Meine Arbeit ermöglicht es, die Lebensqualität der Leute zu verbessern. Es gibt nichts Schöneres, als wenn ein Patient nach sechs Wochen in die Sprechstunde kommt und er etwas machen kann, was er zuvor nicht machen konnte. Er hatte vielleicht jahrelang ein Problem und hat keine Lösung dafür gefunden. Meine Aufgabe ist es dann, dieses Problem zu lösen oder die Patienten wenigstens bei der Problemlösung zu unterstützen. So kann ich ihnen möglicherweise ein Stück Lebensqualität zurückzugeben. Das fasziniert und begeistert mich Tag für Tag. Dazu kommt, dass jeder Patient anders ist.
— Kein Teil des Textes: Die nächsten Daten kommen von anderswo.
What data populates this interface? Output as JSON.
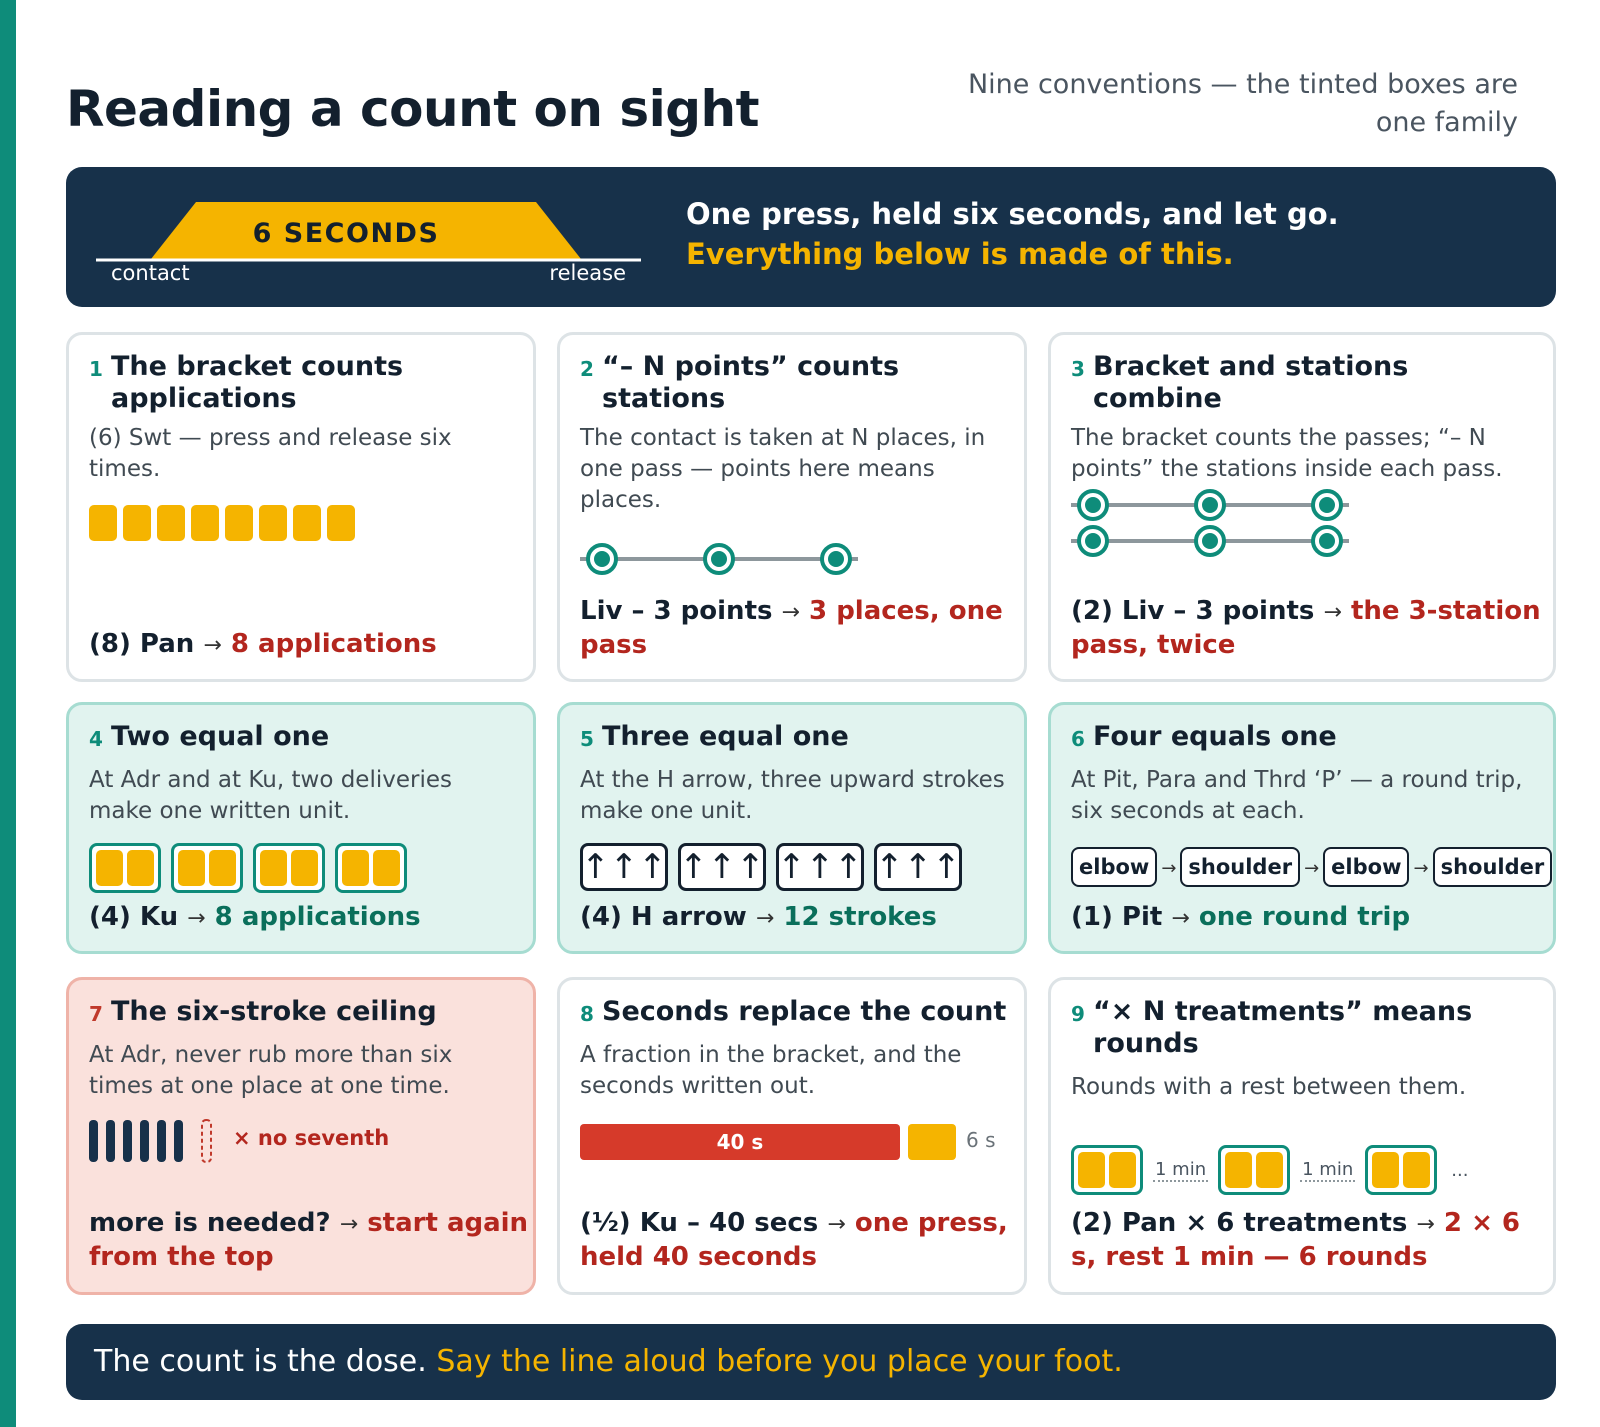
{
  "title": "Reading a count on sight",
  "subtitle": "Nine conventions — the tinted boxes are one family",
  "hero": {
    "badge": "6 SECONDS",
    "left_label": "contact",
    "right_label": "release",
    "line1": "One press, held six seconds, and let go.",
    "line2": "Everything below is made of this."
  },
  "colors": {
    "navy": "#17314a",
    "yellow": "#f5b400",
    "teal": "#0e8c7a",
    "red": "#b3261e"
  },
  "cards": [
    {
      "num": "1",
      "title": "The bracket counts applications",
      "desc": "(6) Swt — press and release six times.",
      "squares": 8,
      "ex_a": "(8) Pan",
      "ex_b": "8 applications"
    },
    {
      "num": "2",
      "title": "“– N points” counts stations",
      "desc": "The contact is taken at N places, in one pass — points here means places.",
      "stations": 3,
      "ex_a": "Liv – 3 points",
      "ex_b": "3 places, one pass"
    },
    {
      "num": "3",
      "title": "Bracket and stations combine",
      "desc": "The bracket counts the passes; “– N points” the stations inside each pass.",
      "passes": 2,
      "stations": 3,
      "ex_a": "(2) Liv – 3 points",
      "ex_b": "the 3-station pass, twice"
    },
    {
      "num": "4",
      "title": "Two equal one",
      "desc": "At Adr and at Ku, two deliveries make one written unit.",
      "groups": 4,
      "ex_a": "(4) Ku",
      "ex_b": "8 applications"
    },
    {
      "num": "5",
      "title": "Three equal one",
      "desc": "At the H arrow, three upward strokes make one unit.",
      "groups": 4,
      "glyph": "↑↑↑",
      "ex_a": "(4) H arrow",
      "ex_b": "12 strokes"
    },
    {
      "num": "6",
      "title": "Four equals one",
      "desc": "At Pit, Para and Thrd ‘P’ — a round trip, six seconds at each.",
      "chips": [
        "elbow",
        "shoulder",
        "elbow",
        "shoulder"
      ],
      "ex_a": "(1) Pit",
      "ex_b": "one round trip"
    },
    {
      "num": "7",
      "title": "The six-stroke ceiling",
      "desc": "At Adr, never rub more than six times at one place at one time.",
      "strokes": 6,
      "no_seventh": "× no seventh",
      "ex_a": "more is needed?",
      "ex_b": "start again from the top"
    },
    {
      "num": "8",
      "title": "Seconds replace the count",
      "desc": "A fraction in the bracket, and the seconds written out.",
      "bar_seconds": 40,
      "bar_label": "40 s",
      "base_seconds": 6,
      "base_label": "6 s",
      "ex_a": "(½) Ku – 40 secs",
      "ex_b": "one press, held 40 seconds"
    },
    {
      "num": "9",
      "title": "“× N treatments” means rounds",
      "desc": "Rounds with a rest between them.",
      "rest_label": "1 min",
      "ellipsis": "...",
      "ex_a": "(2) Pan × 6 treatments",
      "ex_b": "2 × 6 s, rest 1 min — 6 rounds"
    }
  ],
  "footer": {
    "white": "The count is the dose.",
    "yellow": "Say the line aloud before you place your foot."
  }
}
Es sind immer wieder neue Geschichten, von denen ich selbst auch immer wieder etwas lernen kann. Das macht das ganze sehr spannend. Aber auch der stetige Wandel fasziniert mich. Die Technologie entwickelt sich immer weiter, Artificial Intelligence und Virtual Reality sind in der Chirurgie heute präsent; es gibt so viele Dimensionen und Entwicklungen, dass es einem nie langweilig wird.